“Monsieur is cynic...”
“Madame means obvious. Well: if I patter platitudes it is to conceal a sense of gratification.” Eve arched her eyebrows. “I mean, you have shown me that I share at least one quality with you: instinctive resentment of the voice of reason.”
She pronounced a plaintive “Mon Dieu!” and appealing to Heaven for compassion declared: “He means again to wrestle spiritually with me about the proper disposition of my jewels.”
“No, madame: pardon. I am contemplating a long series of exhaustive arguments designed to prove it your duty to leave your jewels where they are, in all their noble insecurity. This in the firm belief that to plead with you long enough to adopt this course will result in your going and doing otherwise out of sheer...”
“Perversity, monsieur?”
“Humanity, madame!”
Eve de Montalais laughed the charming, low-keyed laugh of a happily diverted woman.
“But spare yourself, monsieur. I surrender at discretion: I will do as you wish.”
“Truly? Rather than listen to my discourse, you actually agree to remove your jewels to a safe place?”

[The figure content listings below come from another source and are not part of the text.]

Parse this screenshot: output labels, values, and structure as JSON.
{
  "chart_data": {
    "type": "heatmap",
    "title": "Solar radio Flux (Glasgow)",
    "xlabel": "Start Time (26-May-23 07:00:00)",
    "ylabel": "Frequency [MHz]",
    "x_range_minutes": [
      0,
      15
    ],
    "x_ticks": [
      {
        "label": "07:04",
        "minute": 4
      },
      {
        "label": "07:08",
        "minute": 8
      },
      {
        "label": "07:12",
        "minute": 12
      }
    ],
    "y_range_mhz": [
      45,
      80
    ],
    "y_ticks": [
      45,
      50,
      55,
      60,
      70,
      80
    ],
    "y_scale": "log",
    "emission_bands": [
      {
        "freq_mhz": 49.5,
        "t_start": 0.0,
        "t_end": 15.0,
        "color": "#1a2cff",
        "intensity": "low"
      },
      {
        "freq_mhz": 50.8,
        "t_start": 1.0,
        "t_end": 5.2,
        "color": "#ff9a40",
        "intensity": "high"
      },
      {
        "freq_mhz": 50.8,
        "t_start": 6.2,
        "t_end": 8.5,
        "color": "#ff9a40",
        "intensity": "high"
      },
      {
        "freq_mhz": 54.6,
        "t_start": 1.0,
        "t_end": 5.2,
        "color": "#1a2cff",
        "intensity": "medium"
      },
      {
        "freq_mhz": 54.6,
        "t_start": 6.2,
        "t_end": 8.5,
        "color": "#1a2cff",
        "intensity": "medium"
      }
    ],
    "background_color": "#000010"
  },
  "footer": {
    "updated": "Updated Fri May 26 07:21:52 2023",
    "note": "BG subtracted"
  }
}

“Even so, monsieur. As soon as you are able to get about, and the Chateau de Montalais lacks a guest, I will leave Louise to take care of madame ma mere for a few days while I journey to Paris—”
“Alone?”
“But naturally.”
“Taking your jewels with you?”
“Why else do I go?”
“But, madame, you must not—”
“And why?”
“You, a woman! travel alone to Paris with a treasure in jewels? Ah, no! I should say not!”
“Monsieur is emphatic,” Eve suggested demurely.
“Monsieur means to be. Rather than let you run such a risk I would steal the jewels myself, convey them to Paris, put them in safe keeping, and send you the receipt.”
“What a lot of trouble monsieur would save me, if he would only be so kind as to do as he threatens.”
“And how amusing if he were arrested en route,” Duchemin supplemented with a wry smile.
“I am quite confident of your ability to elude the police, monsieur.”
“Do I hear you compliment me?”
“If you take it so...”
“But suppose you were not confident of my good will?”
“Impossible.”
“Madame is too flattering; one is sure she is too wise to put so great a temptation in the way of any man.”
“Monsieur is the reverse of flattering; he implies that one does not know where one can repose trust.”
“I must warn madame there are those in this world who would call her faith misplaced.”
“Doubtless. But what of that? Am I to distrust you because others might who do not know you so well?”
“But—madame—you can hardly claim to know me well.